Re: Asking a question about

Posted by Miao Chen <vi...@gmail.com>.
Hi Jörn,

Sorry for the late reply. Yes, when I added a dot at the end of the input
string, it outputs two sentences and a probability array of two elements.
Thank you so much for answering this!

Best,
Miao

On Thu, Dec 9, 2010 at 7:10 AM, Joern Kottmann <ko...@gmail.com> wrote:

> Hello,
>
> it seems to be a bug which only appears if the last sentence
> is not terminated with an end-of-sentence char, can you confirm that ?
> See if its correct if you attach a dot to your last sentence.
>
> Would be nice if you can open a bug report.
>
> Jörn
>
>
> On Wed, Dec 8, 2010 at 5:34 AM, Miao Chen <vi...@gmail.com> wrote:
>
> > Hello,
> >
> > I am working on a NLP project and using OpenNLP for preprocessing. When
> > using OpenNLP sentence detector to get sentences out of text, we'd like
> to
> > get some confidence score of the detected sentences, namely the
> probability
> > of an identified sentence being a real sentence. I found from the API
> there
> > is a method called getSentenceProbabilities() in the SentenceDetectorME
> > class, which seems to provide the sentence probability I need. However I
> > got
> > a problem when using this method and I will illustrate using an example.
> My
> > input text for sentence detector is:
> > "2.1.4 About JAVA package"
> >
> > The sentence detector returns me two sentences: "2.1.4" and "About JAVA
> > package" (which I can accept :)
> > But the getSentenceProbabilities() returns me only one probability (which
> > is
> > 0.9924560093213692), and I don't know which "sentence" this probability
> is
> > for. This method is supposed to return an array of probabilities, but in
> > this case only one probability is returned.
> >
> > Can anyone tell me how to explain this or how to get probabilities of the
> > identified sentences? I'd really appreciate any of your help. Thank you
> so
> > much!
> >
> > Best,
> > Miao
> >
> > --
> > Miao Chen
> >
> > Ph.D. Candidate
> > School of Information Studies
> > Syracuse University
> >
>

Re: Asking a question about

Posted by Joern Kottmann <ko...@gmail.com>.
Hello,

it seems to be a bug which only appears if the last sentence
is not terminated with an end-of-sentence char, can you confirm that ?
See if its correct if you attach a dot to your last sentence.

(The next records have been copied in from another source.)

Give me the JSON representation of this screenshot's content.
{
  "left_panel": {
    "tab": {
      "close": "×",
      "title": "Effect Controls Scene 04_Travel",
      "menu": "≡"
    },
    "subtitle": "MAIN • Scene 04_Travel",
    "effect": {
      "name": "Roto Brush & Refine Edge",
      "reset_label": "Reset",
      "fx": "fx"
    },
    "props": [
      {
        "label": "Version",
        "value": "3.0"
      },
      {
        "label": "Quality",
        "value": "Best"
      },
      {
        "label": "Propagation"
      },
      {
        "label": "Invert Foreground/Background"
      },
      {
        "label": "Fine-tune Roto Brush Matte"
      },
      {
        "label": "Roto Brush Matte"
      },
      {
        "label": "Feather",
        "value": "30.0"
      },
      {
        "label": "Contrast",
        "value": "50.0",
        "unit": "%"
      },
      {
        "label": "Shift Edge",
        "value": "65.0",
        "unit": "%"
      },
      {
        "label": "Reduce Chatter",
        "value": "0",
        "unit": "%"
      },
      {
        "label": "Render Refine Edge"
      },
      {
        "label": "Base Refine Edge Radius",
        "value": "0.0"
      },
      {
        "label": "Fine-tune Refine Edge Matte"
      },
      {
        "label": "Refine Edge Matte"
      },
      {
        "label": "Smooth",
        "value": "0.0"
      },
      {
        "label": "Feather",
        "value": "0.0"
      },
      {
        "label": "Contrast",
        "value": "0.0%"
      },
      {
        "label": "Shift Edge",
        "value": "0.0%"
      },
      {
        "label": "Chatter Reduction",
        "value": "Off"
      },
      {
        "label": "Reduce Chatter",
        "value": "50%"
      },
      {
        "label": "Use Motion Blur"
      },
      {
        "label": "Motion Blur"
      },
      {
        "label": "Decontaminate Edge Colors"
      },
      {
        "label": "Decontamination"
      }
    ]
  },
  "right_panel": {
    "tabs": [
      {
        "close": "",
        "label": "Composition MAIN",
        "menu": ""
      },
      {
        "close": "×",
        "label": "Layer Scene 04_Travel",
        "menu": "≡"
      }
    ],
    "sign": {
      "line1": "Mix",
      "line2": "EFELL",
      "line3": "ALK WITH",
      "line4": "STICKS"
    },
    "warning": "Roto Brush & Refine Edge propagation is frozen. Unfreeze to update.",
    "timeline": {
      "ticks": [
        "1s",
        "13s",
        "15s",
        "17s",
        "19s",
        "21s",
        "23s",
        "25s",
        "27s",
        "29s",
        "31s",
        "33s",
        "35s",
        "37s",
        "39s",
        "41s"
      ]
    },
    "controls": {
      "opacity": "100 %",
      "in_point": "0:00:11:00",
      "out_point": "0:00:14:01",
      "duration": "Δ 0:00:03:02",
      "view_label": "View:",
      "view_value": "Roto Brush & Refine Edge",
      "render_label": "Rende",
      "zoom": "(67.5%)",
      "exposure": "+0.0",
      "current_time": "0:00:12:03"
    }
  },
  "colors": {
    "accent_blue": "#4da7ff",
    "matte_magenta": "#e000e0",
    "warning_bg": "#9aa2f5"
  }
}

Would be nice if you can open a bug report.

Jörn


On Wed, Dec 8, 2010 at 5:34 AM, Miao Chen <vi...@gmail.com> wrote:

> Hello,
>
> I am working on a NLP project and using OpenNLP for preprocessing. When
> using OpenNLP sentence detector to get sentences out of text, we'd like to
> get some confidence score of the detected sentences, namely the probability
> of an identified sentence being a real sentence. I found from the API there
> is a method called getSentenceProbabilities() in the SentenceDetectorME
> class, which seems to provide the sentence probability I need. However I
> got
> a problem when using this method and I will illustrate using an example. My
> input text for sentence detector is:
> "2.1.4 About JAVA package"
>
> The sentence detector returns me two sentences: "2.1.4" and "About JAVA
> package" (which I can accept :)
> But the getSentenceProbabilities() returns me only one probability (which
> is
> 0.9924560093213692), and I don't know which "sentence" this probability is
> for. This method is supposed to return an array of probabilities, but in
> this case only one probability is returned.
>
> Can anyone tell me how to explain this or how to get probabilities of the
> identified sentences? I'd really appreciate any of your help. Thank you so
> much!
>
> Best,
> Miao
>
> --
> Miao Chen
>
> Ph.D. Candidate
> School of Information Studies
> Syracuse University
>